Kreimer Fabienne, Lewenhardt Marie, El-Battrawy Ibrahim, Haghikia Arash, Gotzmann Michael
Department of Cardiology II - Rhythmology, University Hospital Münster, Münster, Germany.
Department of Cardiology and Rhythmology, St. Josef-Hospital of the Ruhr University Bochum, Gudrunstraße 56, 44791, Bochum, Germany.
Sci Rep. 2025 Jan 20;15(1):2480. doi: 10.1038/s41598-025-86022-x.
Studies have demonstrated overall prognostic benefits of ICD implantation in patients at increased risk of sudden cardiac death. However, results are inconsistent in certain subgroups. This study aims to evaluate the prognostic implications of comorbidities on ICD outcomes and compare trends in patient selection and outcomes over a decade-long inclusion period. This study analysed 422 patients undergoing ICD implantation between 2011 and 2020. The study endpoint "no-benefit" was characterized by death from any cause occurring without prior appropriate ICD therapy. Benefit of ICD implantation was defined as either receiving appropriate ICD therapy before death or surviving until the end of the observation period. During a mean follow-up of 4.2 ± 3.0 years, no-benefit of ICD implantation was observed in 84 patients (20%). Independent risk factors for no-benefit were age ≥ 68 years (HR 4.599, p < 0.001), anemia (HR 2.549, p < 0.001), peripheral artery disease (HR 2.066, p = 0.007), and chronic obstructive pulmonary disease (HR 1.939, p = 0.014). Subgroup analysis by age < 68 years and ≥ 68 years demonstrated that the risk of no-benefit increases with age and comorbidities. When comparing patients with ICD implantation in 2011-2015 with those in 2016-2020, there were no significant differences in one-, two- and three-year-no-benefit rates. Different comorbidities were associated with no-benefit in the early and late implantation groups. Risk factors such as older age and specific comorbidities are associated with a higher likelihood of no-benefit from ICD implantation. A careful patient selection and consideration of individual risk factors besides advanced age is important.
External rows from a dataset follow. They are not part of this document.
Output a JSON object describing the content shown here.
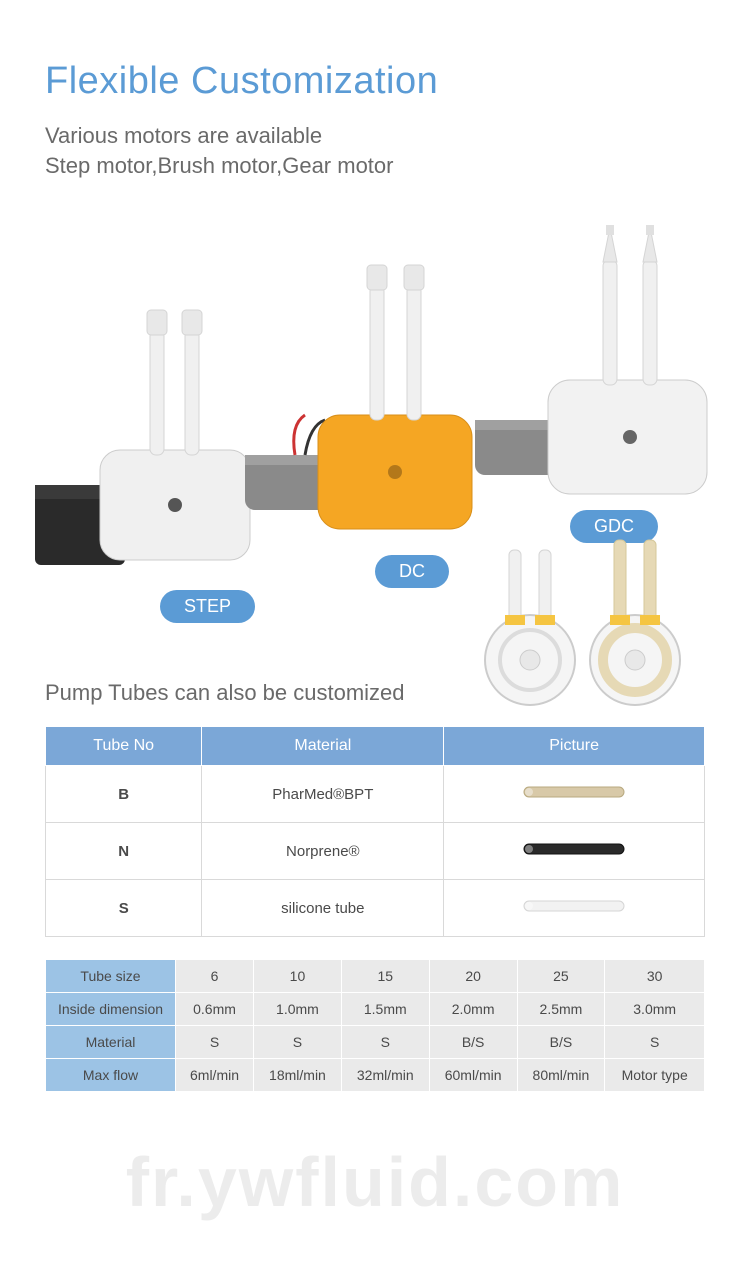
{
  "title": "Flexible Customization",
  "subtitle_line1": "Various motors are available",
  "subtitle_line2": "Step motor,Brush motor,Gear motor",
  "motors": {
    "badges": {
      "step": "STEP",
      "dc": "DC",
      "gdc": "GDC"
    },
    "colors": {
      "badge_bg": "#5b9bd5",
      "badge_text": "#ffffff",
      "pump_white": "#f5f5f5",
      "pump_stroke": "#cccccc",
      "motor_black": "#2a2a2a",
      "motor_grey": "#7a7a7a",
      "motor_grey_light": "#9a9a9a",
      "pump_dc": "#f5a623",
      "tube": "#e8e8e8",
      "wire_red": "#cc3333",
      "wire_black": "#333333"
    }
  },
  "tubes_heading": "Pump Tubes can also be customized",
  "tube_table": {
    "headers": [
      "Tube No",
      "Material",
      "Picture"
    ],
    "rows": [
      {
        "no": "B",
        "material": "PharMed®BPT",
        "pic_color": "#d8c9a8",
        "pic_type": "light"
      },
      {
        "no": "N",
        "material": "Norprene®",
        "pic_color": "#2a2a2a",
        "pic_type": "dark"
      },
      {
        "no": "S",
        "material": "silicone tube",
        "pic_color": "#f2f2f2",
        "pic_type": "white"
      }
    ],
    "header_bg": "#7ba7d7",
    "header_text": "#ffffff",
    "cell_border": "#d9d9d9"
  },
  "spec_table": {
    "row_head_bg": "#9cc3e5",
    "cell_bg": "#eaeaea",
    "rows": [
      {
        "label": "Tube size",
        "cells": [
          "6",
          "10",
          "15",
          "20",
          "25",
          "30"
        ]
      },
      {
        "label": "Inside dimension",
        "cells": [
          "0.6mm",
          "1.0mm",
          "1.5mm",
          "2.0mm",
          "2.5mm",
          "3.0mm"
        ]
      },
      {
        "label": "Material",
        "cells": [
          "S",
          "S",
          "S",
          "B/S",
          "B/S",
          "S"
        ]
      },
      {
        "label": "Max flow",
        "cells": [
          "6ml/min",
          "18ml/min",
          "32ml/min",
          "60ml/min",
          "80ml/min",
          "Motor type"
        ]
      }
    ]
  },
  "watermark": "fr.ywfluid.com",
  "tubes_image_colors": {
    "body": "#f5f5f5",
    "stroke": "#cccccc",
    "accent": "#f5c542",
    "tube2": "#e6d9b5"
  }
}
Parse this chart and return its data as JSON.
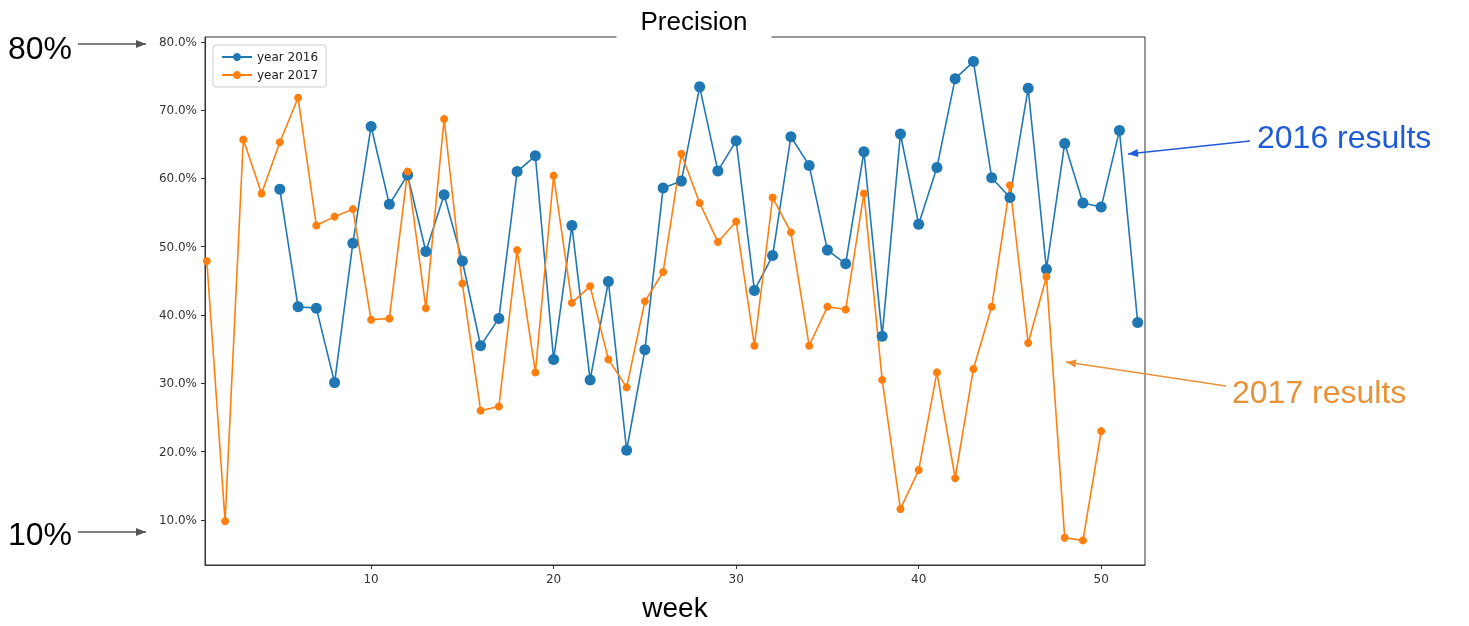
{
  "chart_data": {
    "type": "line",
    "title": "Precision",
    "xlabel": "week",
    "annotations": [
      "80%",
      "10%",
      "2016 results",
      "2017 results"
    ],
    "xlim": [
      0.9,
      52.4
    ],
    "xticks": [
      10,
      20,
      30,
      40,
      50
    ],
    "ylim": [
      3.4,
      80.7
    ],
    "yticks": [
      {
        "value": 10,
        "label": "10.0%"
      },
      {
        "value": 20,
        "label": "20.0%"
      },
      {
        "value": 30,
        "label": "30.0%"
      },
      {
        "value": 40,
        "label": "40.0%"
      },
      {
        "value": 50,
        "label": "50.0%"
      },
      {
        "value": 60,
        "label": "60.0%"
      },
      {
        "value": 70,
        "label": "70.0%"
      },
      {
        "value": 80,
        "label": "80.0%"
      }
    ],
    "grid": false,
    "legend": "top left",
    "marker": "circle",
    "line_style": "solid",
    "series": [
      {
        "name": "year 2016",
        "color": "#1f77b4",
        "x": [
          5,
          6,
          7,
          8,
          9,
          10,
          11,
          12,
          13,
          14,
          15,
          16,
          17,
          18,
          19,
          20,
          21,
          22,
          23,
          24,
          25,
          26,
          27,
          28,
          29,
          30,
          31,
          32,
          33,
          34,
          35,
          36,
          37,
          38,
          39,
          40,
          41,
          42,
          43,
          44,
          45,
          46,
          47,
          48,
          49,
          50,
          51,
          52
        ],
        "values": [
          58.4,
          41.2,
          41.0,
          30.1,
          50.5,
          67.6,
          56.2,
          60.5,
          49.3,
          57.6,
          47.9,
          35.5,
          39.5,
          61.0,
          63.3,
          33.5,
          53.1,
          30.5,
          44.9,
          20.2,
          34.9,
          58.6,
          59.6,
          73.4,
          61.1,
          65.5,
          43.6,
          48.7,
          66.1,
          61.9,
          49.5,
          47.5,
          63.9,
          36.9,
          66.5,
          53.3,
          61.6,
          74.6,
          77.1,
          60.1,
          57.2,
          73.2,
          46.7,
          65.1,
          56.4,
          55.8,
          67.0,
          38.9
        ]
      },
      {
        "name": "year 2017",
        "color": "#ff7f0e",
        "x": [
          1,
          2,
          3,
          4,
          5,
          6,
          7,
          8,
          9,
          10,
          11,
          12,
          13,
          14,
          15,
          16,
          17,
          18,
          19,
          20,
          21,
          22,
          23,
          24,
          25,
          26,
          27,
          28,
          29,
          30,
          31,
          32,
          33,
          34,
          35,
          36,
          37,
          38,
          39,
          40,
          41,
          42,
          43,
          44,
          45,
          46,
          47,
          48,
          49,
          50
        ],
        "values": [
          47.9,
          9.8,
          65.7,
          57.8,
          65.3,
          71.8,
          53.1,
          54.4,
          55.5,
          39.3,
          39.5,
          61.0,
          41.0,
          68.7,
          44.6,
          26.0,
          26.6,
          49.5,
          31.6,
          60.4,
          41.8,
          44.2,
          33.5,
          29.4,
          42.0,
          46.3,
          63.6,
          56.4,
          50.7,
          53.7,
          35.5,
          57.2,
          52.1,
          35.5,
          41.2,
          40.8,
          57.8,
          30.5,
          11.6,
          17.3,
          31.6,
          16.1,
          32.1,
          41.2,
          59.0,
          35.9,
          45.6,
          7.4,
          7.0,
          23.0
        ]
      }
    ]
  }
}
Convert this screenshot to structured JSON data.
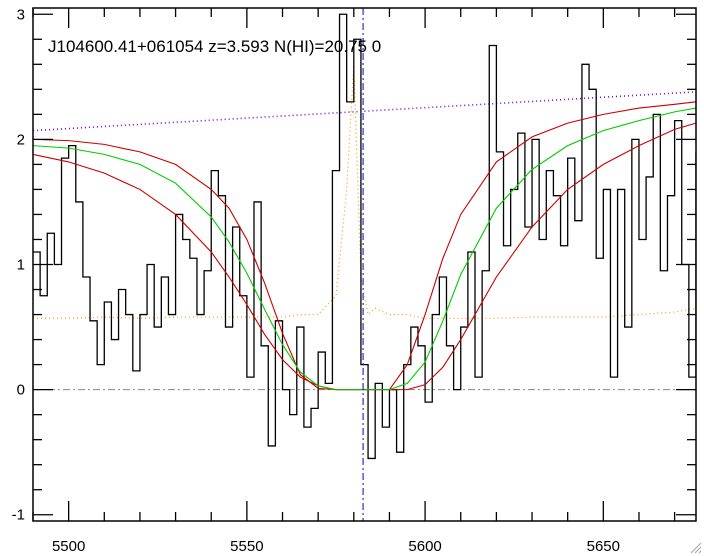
{
  "chart_data": {
    "type": "line",
    "title": "J104600.41+061054 z=3.593 N(HI)=20.75 0",
    "xlabel": "",
    "ylabel": "",
    "xlim": [
      5490,
      5676
    ],
    "ylim": [
      -1.05,
      3.05
    ],
    "x_ticks": [
      "5500",
      "5550",
      "5600",
      "5650"
    ],
    "y_ticks": [
      "-1",
      "0",
      "1",
      "2",
      "3"
    ],
    "x_tick_values": [
      5500,
      5550,
      5600,
      5650
    ],
    "y_tick_values": [
      -1,
      0,
      1,
      2,
      3
    ],
    "center_wavelength": 5582.6,
    "colors": {
      "flux": "#000000",
      "model": "#00cc00",
      "model_bounds": "#cc0000",
      "continuum": "#8800cc",
      "error": "#ff9900",
      "zero": "#888888",
      "center": "#0000cc"
    },
    "series": [
      {
        "kind": "flux",
        "style": "steps",
        "x": [
          5490,
          5492,
          5494,
          5496,
          5498,
          5500,
          5502,
          5504,
          5506,
          5508,
          5510,
          5512,
          5514,
          5516,
          5518,
          5520,
          5522,
          5524,
          5526,
          5528,
          5530,
          5532,
          5534,
          5536,
          5538,
          5540,
          5542,
          5544,
          5546,
          5548,
          5550,
          5552,
          5554,
          5556,
          5558,
          5560,
          5562,
          5564,
          5566,
          5568,
          5570,
          5572,
          5574,
          5576,
          5578,
          5580,
          5582,
          5584,
          5586,
          5588,
          5590,
          5592,
          5594,
          5596,
          5598,
          5600,
          5602,
          5604,
          5606,
          5608,
          5610,
          5612,
          5614,
          5616,
          5618,
          5620,
          5622,
          5624,
          5626,
          5628,
          5630,
          5632,
          5634,
          5636,
          5638,
          5640,
          5642,
          5644,
          5646,
          5648,
          5650,
          5652,
          5654,
          5656,
          5658,
          5660,
          5662,
          5664,
          5666,
          5668,
          5670,
          5672,
          5674,
          5676
        ],
        "y": [
          1.1,
          0.75,
          1.25,
          1.0,
          1.85,
          1.95,
          1.5,
          0.9,
          0.55,
          0.2,
          0.7,
          0.4,
          0.8,
          0.6,
          0.15,
          0.6,
          1.0,
          0.5,
          0.9,
          0.6,
          1.4,
          1.2,
          1.05,
          0.6,
          0.95,
          1.75,
          1.55,
          0.5,
          1.3,
          0.75,
          0.1,
          1.5,
          0.35,
          -0.45,
          0.55,
          0.0,
          -0.2,
          0.5,
          -0.3,
          -0.15,
          0.3,
          0.05,
          1.75,
          3.0,
          2.3,
          2.8,
          0.2,
          -0.55,
          0.05,
          -0.3,
          0.0,
          -0.5,
          0.2,
          0.5,
          0.35,
          -0.1,
          0.6,
          0.9,
          0.35,
          0.0,
          0.5,
          1.1,
          0.1,
          0.95,
          2.75,
          1.9,
          1.15,
          1.6,
          2.05,
          1.3,
          2.0,
          1.2,
          1.75,
          1.55,
          1.15,
          1.85,
          1.35,
          2.6,
          2.4,
          1.05,
          1.6,
          0.1,
          1.6,
          0.5,
          2.0,
          1.2,
          1.7,
          2.2,
          0.95,
          1.55,
          2.15,
          1.0,
          0.1,
          1.9
        ]
      },
      {
        "kind": "model",
        "style": "line",
        "x": [
          5490,
          5500,
          5510,
          5520,
          5530,
          5540,
          5545,
          5550,
          5555,
          5560,
          5565,
          5570,
          5575,
          5580,
          5585,
          5590,
          5595,
          5600,
          5605,
          5610,
          5620,
          5630,
          5640,
          5650,
          5660,
          5670,
          5676
        ],
        "y": [
          1.95,
          1.93,
          1.88,
          1.8,
          1.65,
          1.38,
          1.18,
          0.93,
          0.64,
          0.36,
          0.14,
          0.03,
          0.0,
          0.0,
          0.0,
          0.0,
          0.05,
          0.22,
          0.55,
          0.92,
          1.45,
          1.76,
          1.95,
          2.07,
          2.15,
          2.22,
          2.25
        ]
      },
      {
        "kind": "model_upper",
        "style": "line",
        "x": [
          5490,
          5500,
          5510,
          5520,
          5530,
          5540,
          5545,
          5550,
          5555,
          5560,
          5565,
          5570,
          5575,
          5580,
          5585,
          5590,
          5595,
          5600,
          5605,
          5610,
          5620,
          5630,
          5640,
          5650,
          5660,
          5670,
          5676
        ],
        "y": [
          2.0,
          1.99,
          1.96,
          1.9,
          1.8,
          1.6,
          1.45,
          1.2,
          0.85,
          0.45,
          0.12,
          0.01,
          0.0,
          0.0,
          0.0,
          0.0,
          0.2,
          0.6,
          1.05,
          1.4,
          1.82,
          2.02,
          2.13,
          2.2,
          2.25,
          2.28,
          2.3
        ]
      },
      {
        "kind": "model_lower",
        "style": "line",
        "x": [
          5490,
          5500,
          5510,
          5520,
          5530,
          5540,
          5545,
          5550,
          5555,
          5560,
          5565,
          5570,
          5575,
          5580,
          5585,
          5590,
          5595,
          5600,
          5605,
          5610,
          5620,
          5630,
          5640,
          5650,
          5660,
          5670,
          5676
        ],
        "y": [
          1.88,
          1.82,
          1.73,
          1.6,
          1.4,
          1.1,
          0.9,
          0.68,
          0.44,
          0.24,
          0.1,
          0.03,
          0.0,
          0.0,
          0.0,
          0.0,
          0.0,
          0.04,
          0.18,
          0.4,
          0.9,
          1.3,
          1.6,
          1.8,
          1.95,
          2.08,
          2.13
        ]
      },
      {
        "kind": "continuum",
        "style": "dotted",
        "x": [
          5490,
          5676
        ],
        "y": [
          2.07,
          2.38
        ]
      },
      {
        "kind": "error",
        "style": "dotted",
        "x": [
          5490,
          5500,
          5510,
          5520,
          5530,
          5540,
          5550,
          5560,
          5565,
          5570,
          5575,
          5578,
          5580,
          5582,
          5584,
          5586,
          5590,
          5595,
          5600,
          5610,
          5620,
          5630,
          5640,
          5650,
          5660,
          5670,
          5676
        ],
        "y": [
          0.57,
          0.57,
          0.58,
          0.57,
          0.58,
          0.58,
          0.58,
          0.58,
          0.6,
          0.6,
          0.75,
          1.6,
          2.6,
          0.9,
          0.6,
          0.65,
          0.6,
          0.6,
          0.57,
          0.57,
          0.57,
          0.58,
          0.58,
          0.58,
          0.6,
          0.62,
          0.65
        ]
      }
    ]
  },
  "window": {
    "resize_grip": "resize-grip-icon"
  }
}
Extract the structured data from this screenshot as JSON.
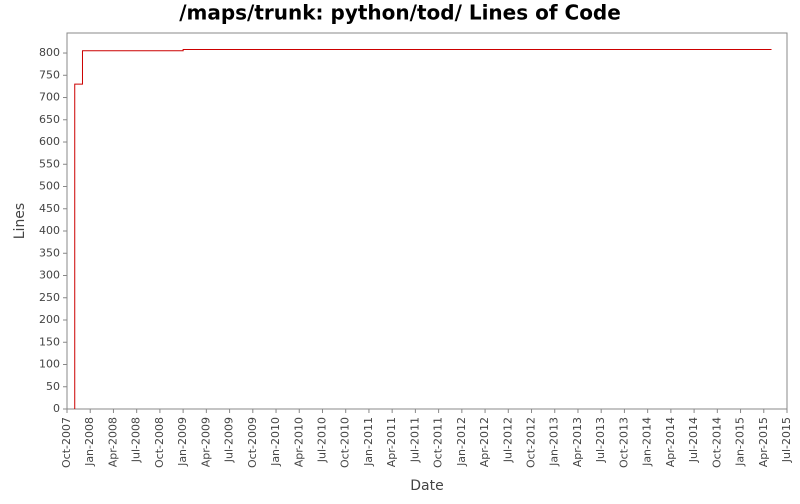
{
  "chart_data": {
    "type": "step",
    "title": "/maps/trunk: python/tod/ Lines of Code",
    "x_label": "Date",
    "y_label": "Lines",
    "x": [
      "2007-11",
      "2007-11",
      "2007-11",
      "2007-12",
      "2009-01",
      "2015-05"
    ],
    "series": [
      {
        "name": "Lines",
        "color": "#cc0000",
        "values": [
          0,
          430,
          730,
          805,
          808,
          808
        ]
      }
    ],
    "xlim": [
      "2007-10",
      "2015-07"
    ],
    "xticks": [
      {
        "value": "2007-10",
        "label": "Oct-2007"
      },
      {
        "value": "2008-01",
        "label": "Jan-2008"
      },
      {
        "value": "2008-04",
        "label": "Apr-2008"
      },
      {
        "value": "2008-07",
        "label": "Jul-2008"
      },
      {
        "value": "2008-10",
        "label": "Oct-2008"
      },
      {
        "value": "2009-01",
        "label": "Jan-2009"
      },
      {
        "value": "2009-04",
        "label": "Apr-2009"
      },
      {
        "value": "2009-07",
        "label": "Jul-2009"
      },
      {
        "value": "2009-10",
        "label": "Oct-2009"
      },
      {
        "value": "2010-01",
        "label": "Jan-2010"
      },
      {
        "value": "2010-04",
        "label": "Apr-2010"
      },
      {
        "value": "2010-07",
        "label": "Jul-2010"
      },
      {
        "value": "2010-10",
        "label": "Oct-2010"
      },
      {
        "value": "2011-01",
        "label": "Jan-2011"
      },
      {
        "value": "2011-04",
        "label": "Apr-2011"
      },
      {
        "value": "2011-07",
        "label": "Jul-2011"
      },
      {
        "value": "2011-10",
        "label": "Oct-2011"
      },
      {
        "value": "2012-01",
        "label": "Jan-2012"
      },
      {
        "value": "2012-04",
        "label": "Apr-2012"
      },
      {
        "value": "2012-07",
        "label": "Jul-2012"
      },
      {
        "value": "2012-10",
        "label": "Oct-2012"
      },
      {
        "value": "2013-01",
        "label": "Jan-2013"
      },
      {
        "value": "2013-04",
        "label": "Apr-2013"
      },
      {
        "value": "2013-07",
        "label": "Jul-2013"
      },
      {
        "value": "2013-10",
        "label": "Oct-2013"
      },
      {
        "value": "2014-01",
        "label": "Jan-2014"
      },
      {
        "value": "2014-04",
        "label": "Apr-2014"
      },
      {
        "value": "2014-07",
        "label": "Jul-2014"
      },
      {
        "value": "2014-10",
        "label": "Oct-2014"
      },
      {
        "value": "2015-01",
        "label": "Jan-2015"
      },
      {
        "value": "2015-04",
        "label": "Apr-2015"
      },
      {
        "value": "2015-07",
        "label": "Jul-2015"
      }
    ],
    "ylim": [
      0,
      845
    ],
    "yticks": [
      0,
      50,
      100,
      150,
      200,
      250,
      300,
      350,
      400,
      450,
      500,
      550,
      600,
      650,
      700,
      750,
      800
    ],
    "grid": false
  }
}
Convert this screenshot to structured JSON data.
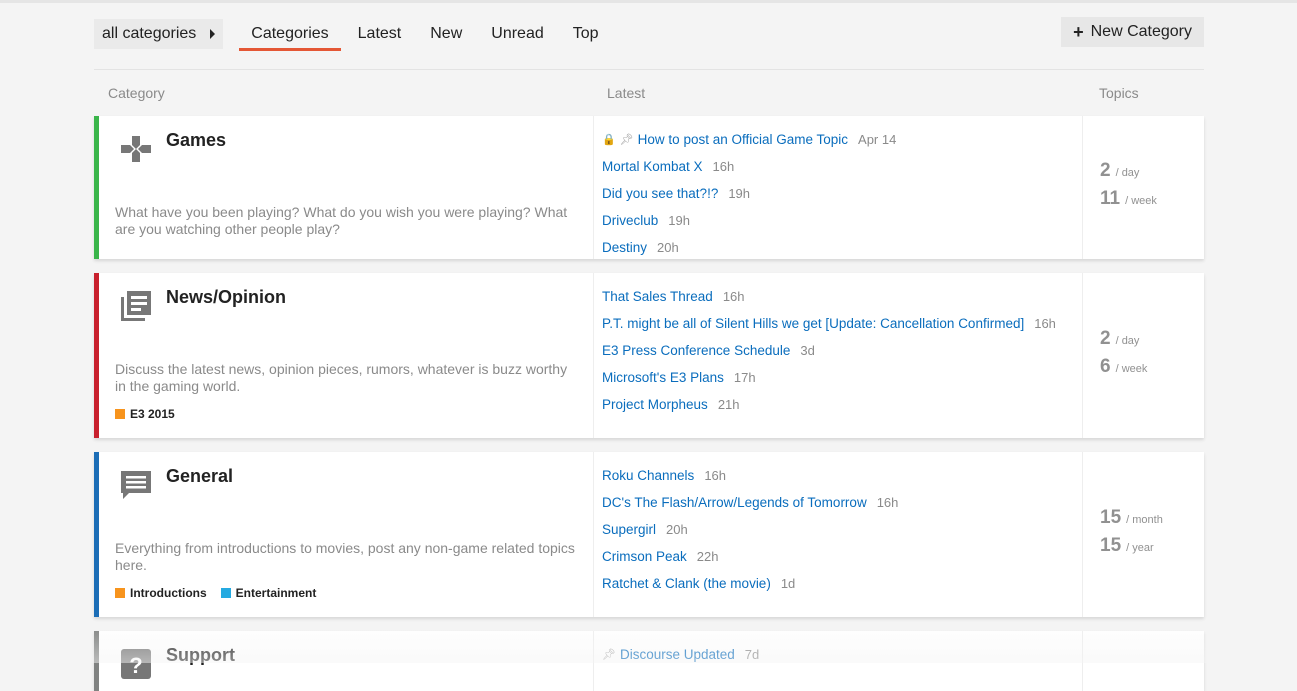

研究表明,植入式心律转复除颤器(ICD)对心脏性猝死风险增加的患者具有总体预后益处。然而,某些亚组的结果并不一致。本研究旨在评估合并症对ICD治疗结果的预后影响,并比较长达十年纳入期内患者选择和治疗结果的趋势。本研究分析了2011年至2020年间接受ICD植入的422例患者。研究终点“无益处”的定义为在未接受过适当ICD治疗的情况下因任何原因死亡。ICD植入的益处定义为在死亡前接受适当的ICD治疗或存活至观察期结束。在平均4.2±3.0年的随访期间,84例患者(20%)未观察到ICD植入的益处。无益处的独立危险因素为年龄≥68岁(风险比[HR]4.599,p<0.001)、贫血(HR 2.549,p<0.001)、外周动脉疾病(HR 2.066,p=0.007)和慢性阻塞性肺疾病(HR 1.939,p=0.014)。按年龄<68岁和≥68岁进行的亚组分析表明,无益处的风险随年龄和合并症增加。比较2011 - 2015年和2016 - 2020年接受ICD植入的患者,1年、2年和3年无益处率无显著差异。不同合并症在早期和晚期植入组与无益处相关。年龄较大和特定合并症等危险因素与ICD植入无益处的可能性较高相关。除高龄外,仔细选择患者并考虑个体危险因素很重要。